Secara makna, lanjut Kiyai Didin, setiap agama juga memiliki keyakinan ‘kafir’ yang sama terhadap siapa pun yang tidak mempercayai kebenaran agama yang dianut masing-masing, “Dan toleransi justru dibangun di atas saling menghargai iman yang memang berbeda dan tidak boleh disatukan,” ujarnya.
Menurut Kiyai Didin, umat Islam menolak paham saling mengkafirkan sesama umat Islam, namun hal ini tidak bisa menjadi justifikasi untuk menghilangkan makna kafir bagi non-Muslim yang wajib dibahas dalam ragam forum ilmiah, baik ta’lim, tabligh, khutbah jum’at, maupun di ruang-ruang pendidikan umat Islam karena menyangkut bab aqidah sebagai pondasi iman, dan karena sedikit kasus-kasus yang muncul ditujukan justru kepada Muslim, sehingga diskursus ini dipandang tidak kontekstual.
“Bangsa Indonesia dari agama mana pun terbukti dalam sejarah yang panjang, bebas untuk mencalonkan diri mereka di wilayah politik, namun Umat Islam juga memiliki panduan politik bagaimana memilih sosok Muslim yang taat, siddiq, amanah, dan profesional,”ujarnya.
Umat Islam juga tidak pernah terbiasa dan tidak pernah dibiasakan untuk menyebut kafir kepada Non-Muslim di ruang publik.

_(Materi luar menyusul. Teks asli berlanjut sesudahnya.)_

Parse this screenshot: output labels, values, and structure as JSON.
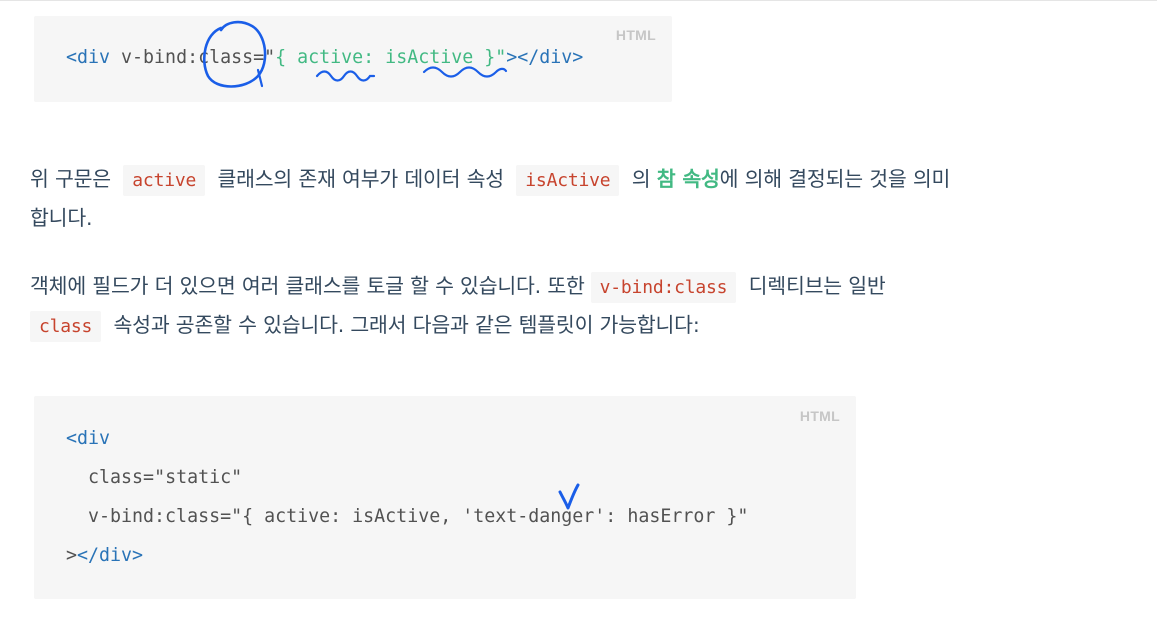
{
  "block1": {
    "lang": "HTML",
    "tokens": {
      "open": "<div",
      "attr": " v-bind:class=\"",
      "value": "{ active: isActive }",
      "close_quote": "\"",
      "close_tag": "></div>"
    }
  },
  "para1": {
    "line1": {
      "t1": "위 구문은",
      "c1": "active",
      "t2": "클래스의 존재 여부가 데이터 속성",
      "c2": "isActive",
      "t3": "의",
      "strong": "참 속성",
      "t4": "에 의해 결정되는 것을 의미"
    },
    "line2": "합니다."
  },
  "para2": {
    "line1": {
      "t1": "객체에 필드가 더 있으면 여러 클래스를 토글 할 수 있습니다. 또한",
      "c1": "v-bind:class",
      "t2": "디렉티브는 일반"
    },
    "line2": {
      "c1": "class",
      "t1": "속성과 공존할 수 있습니다. 그래서 다음과 같은 템플릿이 가능합니다:"
    }
  },
  "block2": {
    "lang": "HTML",
    "l1": {
      "tag": "<div"
    },
    "l2": {
      "attr": "  class=",
      "value": "\"static\""
    },
    "l3": {
      "attr": "  v-bind:class=",
      "value": "\"{ active: isActive, 'text-danger': hasError }\""
    },
    "l4": {
      "punct": ">",
      "tag": "</div>"
    }
  },
  "colors": {
    "code_tag": "#2973b7",
    "code_value": "#42b983",
    "inline_code": "#c7442e",
    "strong_text": "#42b983",
    "annotation_ink": "#1a5ee8"
  }
}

“Justru umat Islam wajib menghadirkan adab atau akhlak terbaik kepada Non-Muslim, sehingga mengangkat isu ‘kafir’ dalam forum ilmiah Bahtsul Masail dipandang tidak memiliki justifikasi yang kuat,”tuturnya
Karena, katanya lagi, terdapat hal-hal yang lebih penting untuk diprioritaskan bagi keutuhan bangsa Indonesia akhir-akhir ini seperti munculnya RUU Penghapusan Kekerasan Seksual yang dibangun di atas Naskah Akademik yang sarat bermuatan Ideologi Trans Nasional Feminisme Radikal;
Selain itu, sebagai warga negara (muwathin) Indonesia dalam perspektif kebangsaan (muwathanah), umat Islam diberikan hak untuk menggunakan hukum Islam dalam beberapa hal yang dilindungi seperti dalam masalah hukum pernikahan, pewarisan, dan sejenisnya;
“Negara tidak boleh sampai mengintervensi kandungan keyakinan pemahaman agama yang harus steril dari kepentingan politik praktis dan sesaat,” kata Kiyai Didin. (bilal)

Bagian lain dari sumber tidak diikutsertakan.